During the last phase of the previous bull market in 2007, 52 week highs numbered 600 and greater at various stages of the rally. This is the optimal sign of market health and of a rally that can be sustained. Notably the last leg of the rally in the early autumn of that year was accompanied by a weakening 52 week high list. By the time the S&P 500 peaked in October of that year the market boasted 700 52 week highs. A few weeks later, when the NASDAQ peaked the S&P 500 was less than 2% off its highs. But the 52 week high list had sunk to just over 400 stocks.

With today’s rally the Dow regained the much ballyhooed 10,000 point level. But far more significant to us is that 52 week highs numbered almost 700.

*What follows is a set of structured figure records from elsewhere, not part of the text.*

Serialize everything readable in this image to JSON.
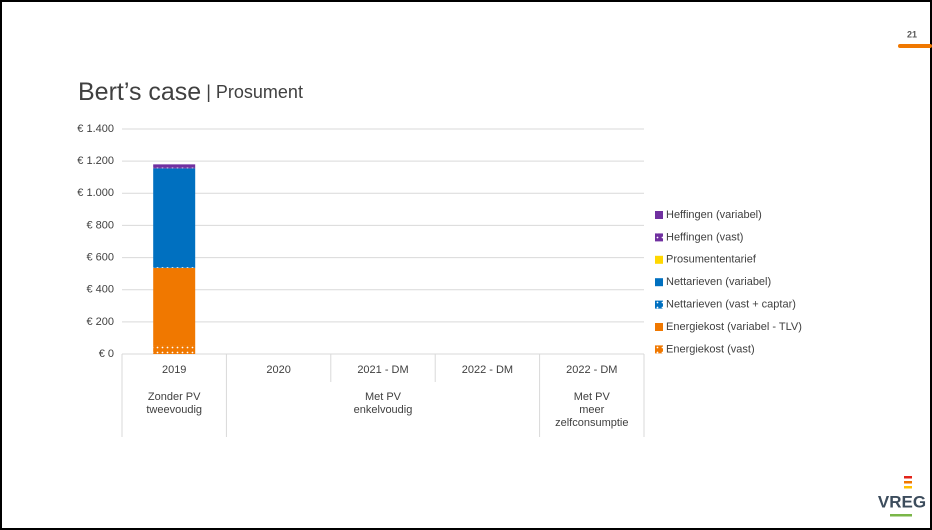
{
  "slide_number": "21",
  "logo": "VREG",
  "chart_data": {
    "type": "stacked-bar",
    "title": "Bert’s case",
    "subtitle": "Prosument",
    "categories": [
      "2019",
      "2020",
      "2021 - DM",
      "2022 - DM",
      "2022 - DM"
    ],
    "groups": [
      {
        "lines": [
          "Zonder PV",
          "tweevoudig"
        ],
        "span": 1
      },
      {
        "lines": [
          "Met PV",
          "enkelvoudig"
        ],
        "span": 3
      },
      {
        "lines": [
          "Met PV",
          "meer",
          "zelfconsumptie"
        ],
        "span": 1
      }
    ],
    "series": [
      {
        "name": "Energiekost (vast)",
        "color": "#f07800",
        "pattern": "dots",
        "values": [
          50,
          null,
          null,
          null,
          null
        ]
      },
      {
        "name": "Energiekost (variabel - TLV)",
        "color": "#f07800",
        "values": [
          485,
          null,
          null,
          null,
          null
        ]
      },
      {
        "name": "Nettarieven (vast + captar)",
        "color": "#0070c0",
        "pattern": "dots",
        "values": [
          5,
          null,
          null,
          null,
          null
        ]
      },
      {
        "name": "Nettarieven (variabel)",
        "color": "#0070c0",
        "values": [
          615,
          null,
          null,
          null,
          null
        ]
      },
      {
        "name": "Prosumententarief",
        "color": "#ffd700",
        "values": [
          0,
          null,
          null,
          null,
          null
        ]
      },
      {
        "name": "Heffingen (vast)",
        "color": "#7030a0",
        "pattern": "dots",
        "values": [
          5,
          null,
          null,
          null,
          null
        ]
      },
      {
        "name": "Heffingen (variabel)",
        "color": "#7030a0",
        "values": [
          20,
          null,
          null,
          null,
          null
        ]
      }
    ],
    "ylim": [
      0,
      1400
    ],
    "yticks": [
      {
        "value": 0,
        "label": "€ 0"
      },
      {
        "value": 200,
        "label": "€ 200"
      },
      {
        "value": 400,
        "label": "€ 400"
      },
      {
        "value": 600,
        "label": "€ 600"
      },
      {
        "value": 800,
        "label": "€ 800"
      },
      {
        "value": 1000,
        "label": "€ 1.000"
      },
      {
        "value": 1200,
        "label": "€ 1.200"
      },
      {
        "value": 1400,
        "label": "€ 1.400"
      }
    ],
    "grid": true,
    "legend": "right"
  }
}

And along with this surge it should be no surprise to find that the breadth of leadership has expanded. The sinking dollar and fears of nascent inflation have re-enabled the commodity trades. Oil and gold are ascendant and so are stocks in their sectors. While energy stocks, which heretofore have not had a leadership role in the rally, are now the top category of 52 week highs, they have not replaced leadership in retail, software, medical, finance, IT and services, only augmented it.

Traders have doubted this rally since its inception. For bulls this wall of worry is welcome. But the bursting 52 week high list hints that it is far from over.